Alopecia Areata

Alopecia areata (AA) is an autoimmune condition in which CD8+ T-cells invade the hair follicle in response to a breakdown of the immune privilege that normally protects follicular antigens from immune recognition. The T-cells attack the follicle, pushing it prematurely into the resting (telogen) phase and producing sudden, typically non-scarring patchy hair loss in coin-shaped circular areas. Trichoscopy of the affected scalp shows characteristic "exclamation mark" hairs at the patch margin. AA occurs across all ages and ethnicities. It exists on a severity spectrum: patchy AA (one or a few patches, most common); alopecia totalis (complete scalp hair loss); alopecia universalis (complete scalp and body hair loss). Spontaneous regrowth occurs in some cases, particularly with limited patchy disease, but complete scalp hair loss has a poor prognosis without treatment. Baricitinib (2022) and ritlecitinib (2023) are the first FDA-approved oral systemic treatments for severe AA.

Telogen Effluvium

Telogen effluvium (TE) occurs when a physiological shock pushes a large proportion of anagen (growing) hairs simultaneously into the telogen (resting) phase. Two to four months later — the duration of the telogen phase — these hairs shed simultaneously, producing the sudden, alarming, and diffuse hair shedding that characterises TE. The triggering events include major illness (including COVID-19, where telogen effluvium is now well-documented in the post-acute phase), significant surgery, childbirth (postpartum TE — the most common form, occurring 2–4 months after delivery), severe psychological stress, rapid weight loss, crash diets, and nutritional deficiency. In acute TE, hair regrows spontaneously within 6–12 months once the trigger resolves.

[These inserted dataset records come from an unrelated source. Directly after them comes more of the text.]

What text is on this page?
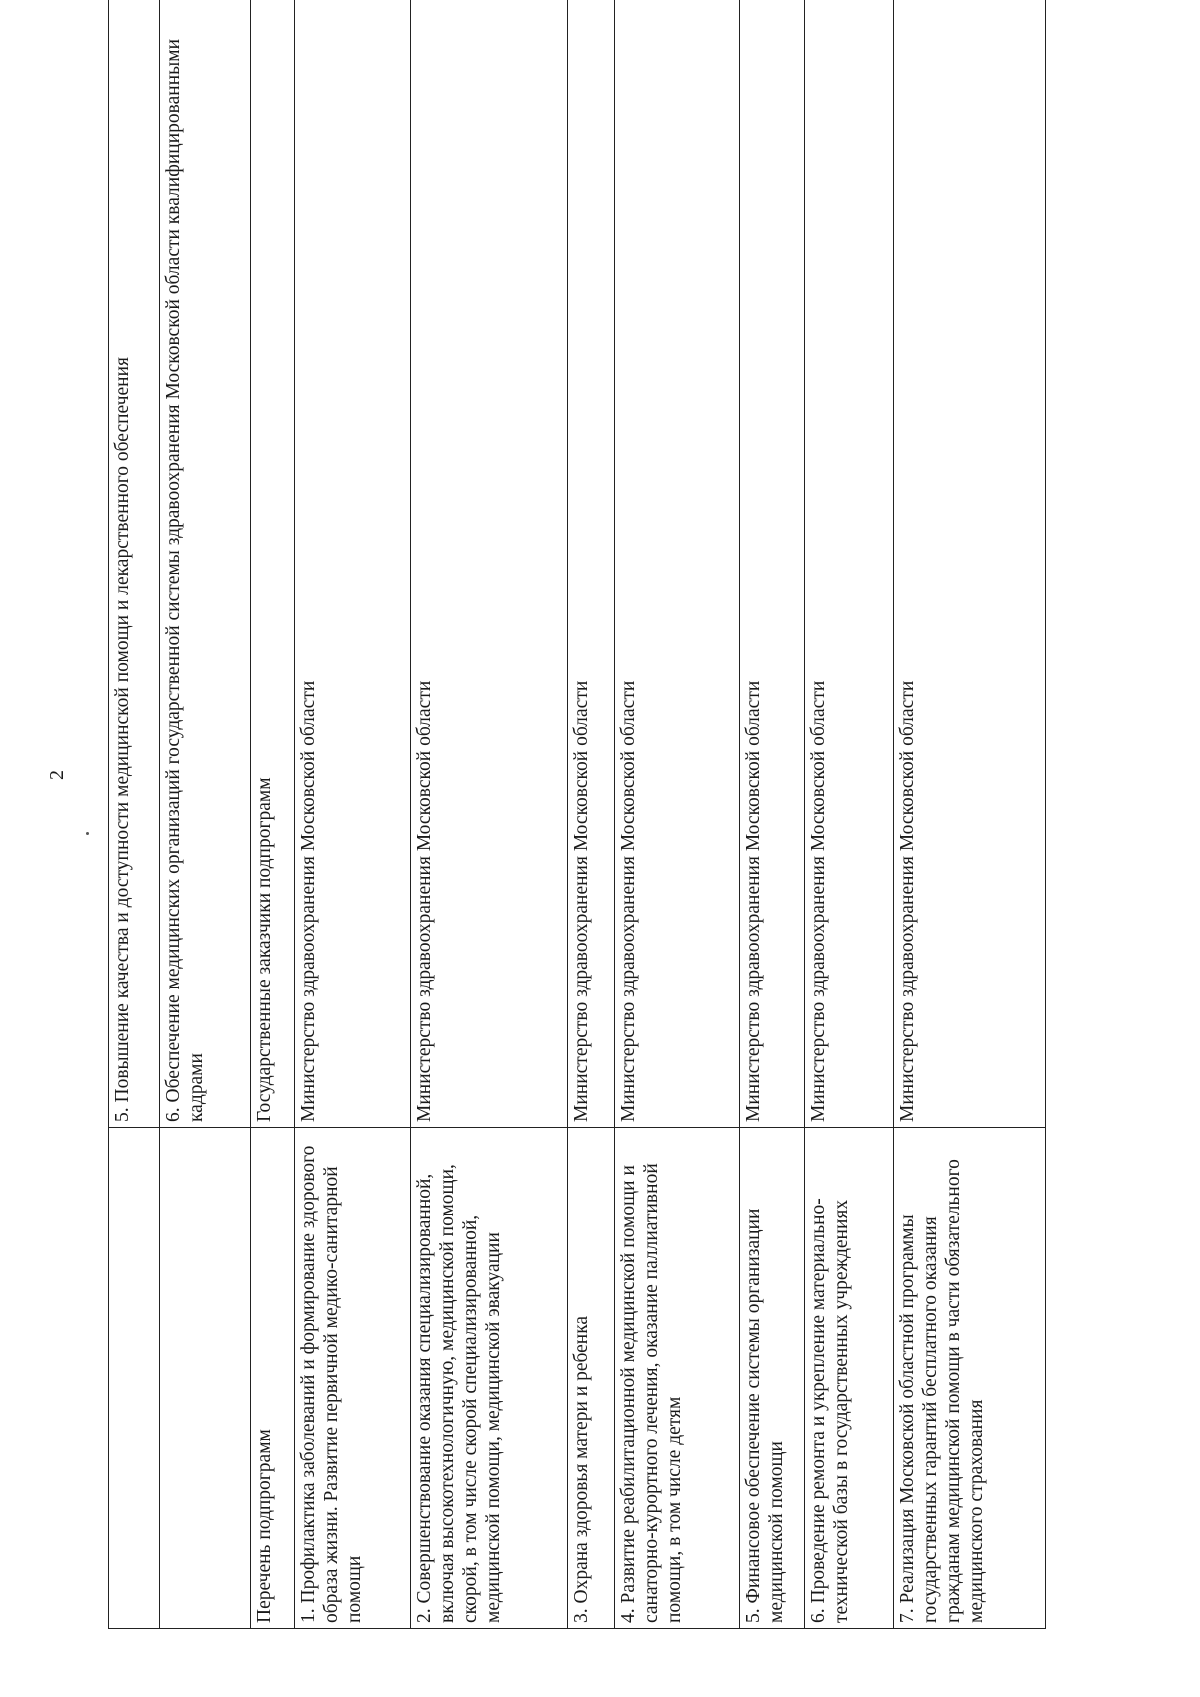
2
		5. Повышение качества и доступности медицинской помощи и лекарственного обеспечения
	6. Обеспечение медицинских организаций государственной системы здравоохранения Московской области квалифицированными кадрами
Перечень подпрограмм	Государственные заказчики подпрограмм
1. Профилактика заболеваний и формирование здорового образа жизни. Развитие первичной медико-санитарной помощи	Министерство здравоохранения Московской области
2. Совершенствование оказания специализированной, включая высокотехнологичную, медицинской помощи, скорой, в том числе скорой специализированной, медицинской помощи, медицинской эвакуации	Министерство здравоохранения Московской области
3. Охрана здоровья матери и ребенка	Министерство здравоохранения Московской области
4. Развитие реабилитационной медицинской помощи и санаторно-курортного лечения, оказание паллиативной помощи, в том числе детям	Министерство здравоохранения Московской области
5. Финансовое обеспечение системы организации медицинской помощи	Министерство здравоохранения Московской области
6. Проведение ремонта и укрепление материально-технической базы в государственных учреждениях	Министерство здравоохранения Московской области
7. Реализация Московской областной программы государственных гарантий бесплатного оказания гражданам медицинской помощи в части обязательного медицинского страхования	Министерство здравоохранения Московской области
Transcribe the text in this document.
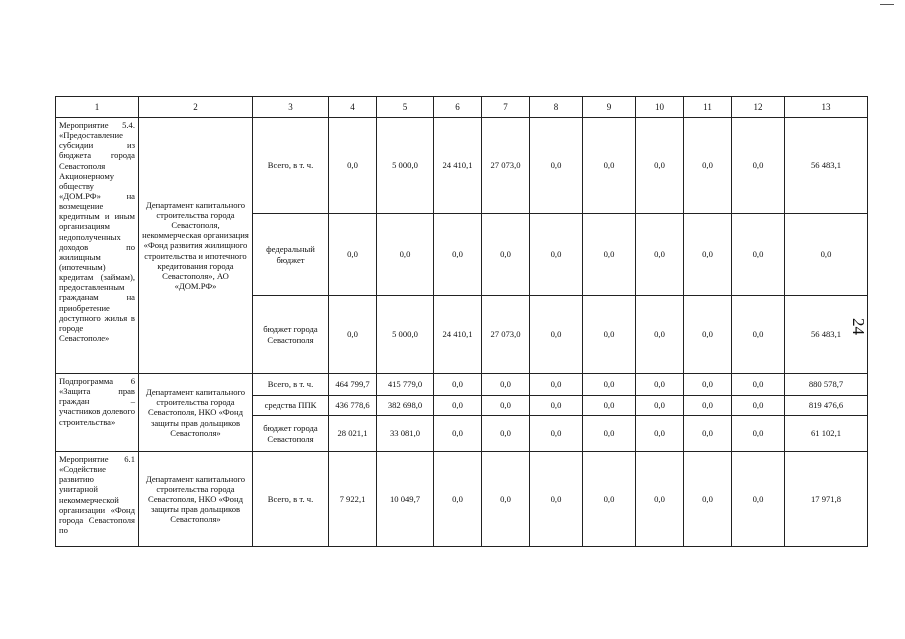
24
1	2	3	4	5	6	7	8	9	10	11	12	13
Мероприятие 5.4. «Предоставление субсидии из бюджета города Севастополя Акционерному обществу «ДОМ.РФ» на возмещение кредитным и иным организациям недополученных доходов по жилищным (ипотечным) кредитам (займам), предоставленным гражданам на приобретение доступного жилья в городе Севастополе»	Департамент капитального строительства города Севастополя, некоммерческая организация «Фонд развития жилищного строительства и ипотечного кредитования города Севастополя», АО «ДОМ.РФ»	Всего, в т. ч.	0,0	5 000,0	24 410,1	27 073,0	0,0	0,0	0,0	0,0	0,0	56 483,1
		федеральный бюджет	0,0	0,0	0,0	0,0	0,0	0,0	0,0	0,0	0,0	0,0
		бюджет города Севастополя	0,0	5 000,0	24 410,1	27 073,0	0,0	0,0	0,0	0,0	0,0	56 483,1
Подпрограмма 6 «Защита прав граждан – участников долевого строительства»	Департамент капитального строительства города Севастополя, НКО «Фонд защиты прав дольщиков Севастополя»	Всего, в т. ч.	464 799,7	415 779,0	0,0	0,0	0,0	0,0	0,0	0,0	0,0	880 578,7
		средства ППК	436 778,6	382 698,0	0,0	0,0	0,0	0,0	0,0	0,0	0,0	819 476,6
		бюджет города Севастополя	28 021,1	33 081,0	0,0	0,0	0,0	0,0	0,0	0,0	0,0	61 102,1
Мероприятие 6.1 «Содействие развитию унитарной некоммерческой организации «Фонд города Севастополя по	Департамент капитального строительства города Севастополя, НКО «Фонд защиты прав дольщиков Севастополя»	Всего, в т. ч.	7 922,1	10 049,7	0,0	0,0	0,0	0,0	0,0	0,0	0,0	17 971,8
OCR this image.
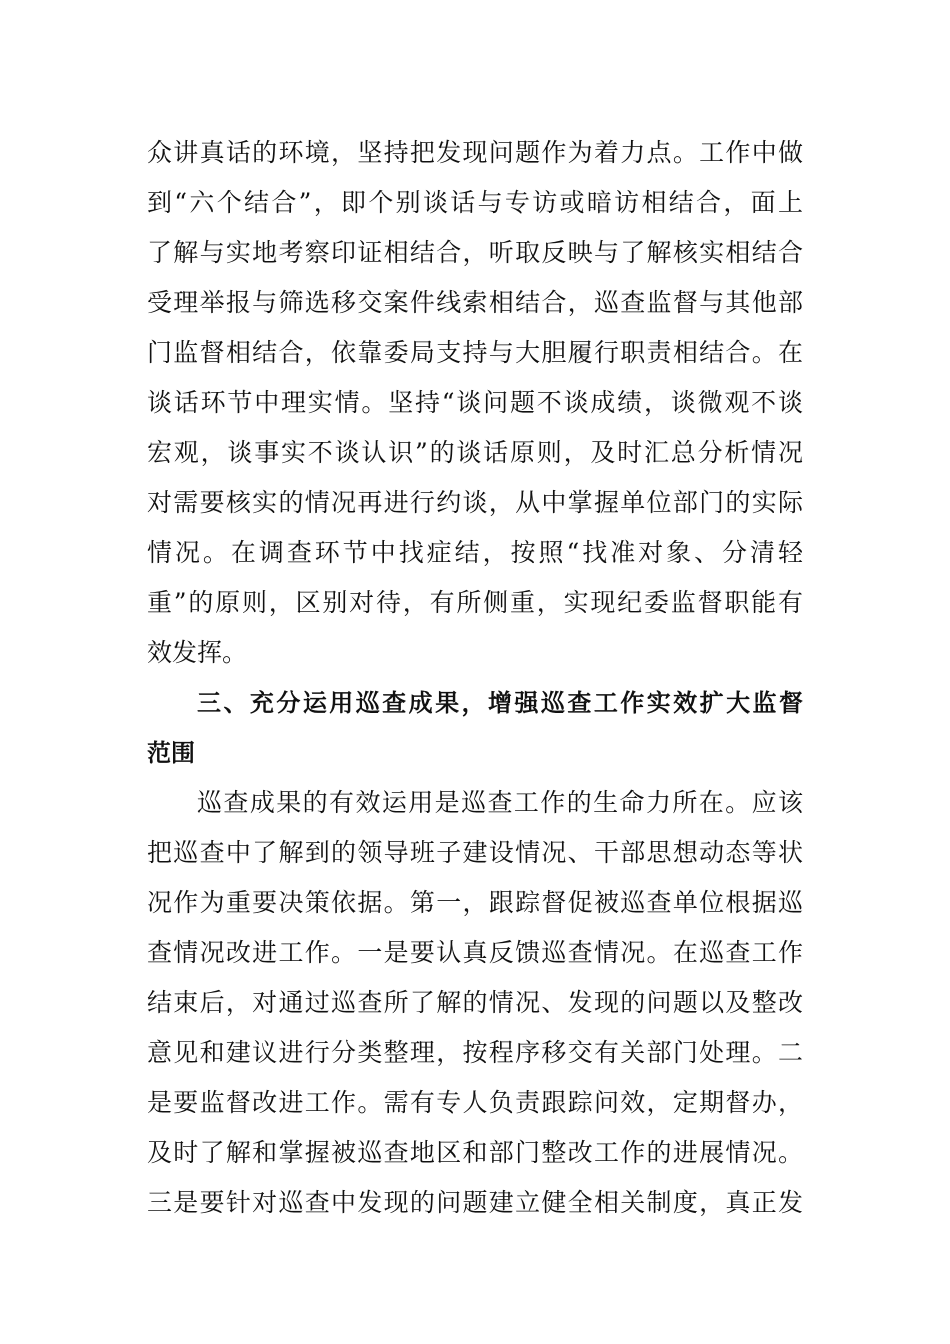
众讲真话的环境，坚持把发现问题作为着力点。工作中做
到“六个结合”，即个别谈话与专访或暗访相结合，面上
了解与实地考察印证相结合，听取反映与了解核实相结合
受理举报与筛选移交案件线索相结合，巡查监督与其他部
门监督相结合，依靠委局支持与大胆履行职责相结合。在
谈话环节中理实情。坚持“谈问题不谈成绩，谈微观不谈
宏观，谈事实不谈认识”的谈话原则，及时汇总分析情况
对需要核实的情况再进行约谈，从中掌握单位部门的实际
情况。在调查环节中找症结，按照“找准对象、分清轻
重”的原则，区别对待，有所侧重，实现纪委监督职能有
效发挥。
三、充分运用巡查成果，增强巡查工作实效扩大监督
范围
巡查成果的有效运用是巡查工作的生命力所在。应该
把巡查中了解到的领导班子建设情况、干部思想动态等状
况作为重要决策依据。第一，跟踪督促被巡查单位根据巡
查情况改进工作。一是要认真反馈巡查情况。在巡查工作
结束后，对通过巡查所了解的情况、发现的问题以及整改
意见和建议进行分类整理，按程序移交有关部门处理。二
是要监督改进工作。需有专人负责跟踪问效，定期督办，
及时了解和掌握被巡查地区和部门整改工作的进展情况。
三是要针对巡查中发现的问题建立健全相关制度，真正发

In chronic TE (persisting beyond 6 months), an ongoing metabolic trigger is almost always present: iron deficiency is the most common culprit, even at serum ferritin levels in the low-normal range — many trichologists use a ferritin threshold of 50–70 µg/L rather than the standard laboratory reference range for hair cycling. Thyroid dysfunction (both hypothyroid and hyperthyroid) is the second most common reversible cause.

Lichen Planopilaris

Lichen planopilaris (LPP) is the most common primary scarring (cicatricial) alopecia — a lymphocytic inflammatory condition that targets the stem cell niche at the base of the hair follicle, producing follicle destruction and replacement with fibrosis. Unlike non-scarring alopecias, the hair loss in LPP is permanent in areas where the follicle has been destroyed — hair cannot regrow in scarred zones. The scalp shows patchy alopecia with the characteristic perifollicular erythema and scale — redness and scaling precisely at the follicle opening — and a violaceous border at the active margin. Trichoscopy is invaluable in active LPP. Symptoms include scalp burning, itching, and tenderness at the active margins. Frontal fibrosing alopecia (FFA) is a variant of LPP producing progressive recession of the frontal and temporal hairline with characteristic loss of eyebrows, eyelashes, and facial follicles — particularly common in postmenopausal women. Early diagnosis and treatment to halt the inflammatory process is critical; treatment does not restore hair already lost but prevents further irreversible scarring.

Central Centrifugal Cicatricial Alopecia

Central centrifugal cicatricial alopecia (CCCA) is the most common scarring alopecia in women of African descent. It begins at the crown of the scalp and spreads centrifugally — from the centre outward — producing a patch of permanently scarred alopecia that expands progressively without treatment. Symptoms include scalp tenderness, burning, and pruritus, though some patients are asymptomatic. Trichoscopy shows peripilar white-grey halos around follicles — a specific finding. The pathogenesis is multifactorial: genetic predisposition (PADI3 gene variants are associated), combined with potential contributions from heat, chemical relaxers, and traumatic hairstyling practices producing traction on the follicle — though CCCA occurs in patients with no history of relaxers or heat styling, indicating genetics are the primary driver. Scalp biopsy is often required for definitive diagnosis. Treatment aims to halt scarring progression; as with all scarring alopecias, lost follicles cannot be restored.

Traction Alopecia

Traction alopecia results from chronic tension on the hair follicle — from tight braids, cornrows, weaves, ponytails, buns, extensions, or headbands worn daily over months to years. The sustained mechanical traction produces follicular inflammation and, if continued, progressive miniaturisation and ultimately permanent follicle destruction along the hairline and margins. It is particularly prevalent in women who wear protective hairstyles with high tension at the hairline. Early traction alopecia — presenting as perifollicular erythema and papules at the hairline without scarring — is reversible: removing the traction allows follicular recovery and hair regrowth. Late traction alopecia with established scarring is not. The clinical distinction between early and late traction alopecia on trichoscopy determines the prognosis and shapes the urgency of the intervention. In early disease, the single most effective treatment is hairstyle modification to eliminate tension — within a clinically structured conversation about hair practices and cultural context.